Remy pulls her knife from her belt and shoves the blade into the back of the walkers skull, Jenna thanking her and she walks away to kill the walker that was going for Jason, who had his back turned away from the chaos for just a second, which unfortunately, was all it took for a walker to get to you.
Remy swings her knife around and lands it in the walker's temple, shoving the corpse to ground and off her knife in the process. Walkers were filing into the house, one after the other, a never ending line of death and the smell that came with it as they clawed for any flesh they could get.
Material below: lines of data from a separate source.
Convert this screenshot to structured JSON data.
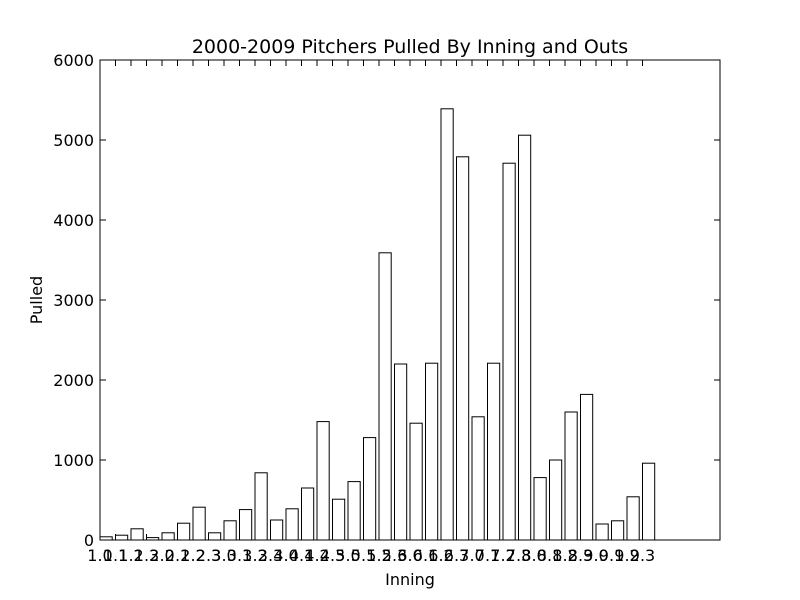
{
  "chart_data": {
    "type": "bar",
    "title": "2000-2009 Pitchers Pulled By Inning and Outs",
    "xlabel": "Inning",
    "ylabel": "Pulled",
    "ylim": [
      0,
      6000
    ],
    "y_ticks": [
      "0",
      "1000",
      "2000",
      "3000",
      "4000",
      "5000",
      "6000"
    ],
    "grid": false,
    "categories": [
      "1.0",
      "1.1",
      "1.2",
      "1.3",
      "2.0",
      "2.1",
      "2.2",
      "2.3",
      "3.0",
      "3.1",
      "3.2",
      "3.3",
      "4.0",
      "4.1",
      "4.2",
      "4.3",
      "5.0",
      "5.1",
      "5.2",
      "5.3",
      "6.0",
      "6.1",
      "6.2",
      "6.3",
      "7.0",
      "7.1",
      "7.2",
      "7.3",
      "8.0",
      "8.1",
      "8.2",
      "8.3",
      "9.0",
      "9.1",
      "9.2",
      "9.3"
    ],
    "values": [
      40,
      60,
      140,
      30,
      90,
      210,
      410,
      90,
      240,
      380,
      840,
      250,
      390,
      650,
      1480,
      510,
      730,
      1280,
      3590,
      2200,
      1460,
      2210,
      5390,
      4790,
      1540,
      2210,
      4710,
      5060,
      780,
      1000,
      1600,
      1820,
      200,
      240,
      540,
      960
    ],
    "colors": {
      "bar_fill": "#ffffff",
      "bar_stroke": "#000000",
      "axis": "#000000"
    }
  }
}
Remy and Jason pushed the group back, staying in front of them in a loosely held formation. The walkers moved closer and the two pushed the group farther away, killing whichever walker they could get close enough to without taking any damage.
Remy was pulling her blade out of a walker's skull when she heard the front door burst open behind them, and the chorus of screams start again. Remy was still thinking of ways to escape the group that morning, but in that moment she couldn't do anything but protect them. Remy shoves her knife into her belt and pulls out her pistol, turning the safety off and cocking it quickly to let off the first shot, taking down a walker that was too close for comfort.
"Remy, we gotta go!" Jason yells.
Remy looks behind her, following Jason's eyes, to see only one person left standing behind them…a walker. The rest of the dead were on the ground, feasting on the members of their little makeshift group. Remy can't move. Thanks for keeping us alive. Jason pulls Remy away, grabbing their bags from the room next to them, and opening a window to escape out of.
"Please."
Remy stops cold, just as she's about to follow Jason out of the window, she turns to the voice, seeing Jenna on the ground, a walker eating her legs. "Don't leave me. Please."
"Run Remy!"
Remy climbs through the window numbly, gun in hand, her bow hanging off her shoulder. Jason starts running, away from the house, away from the woods, away from the group that was being eaten alive. Remy jogs after him, not feeling her legs as she does. I'm sorry.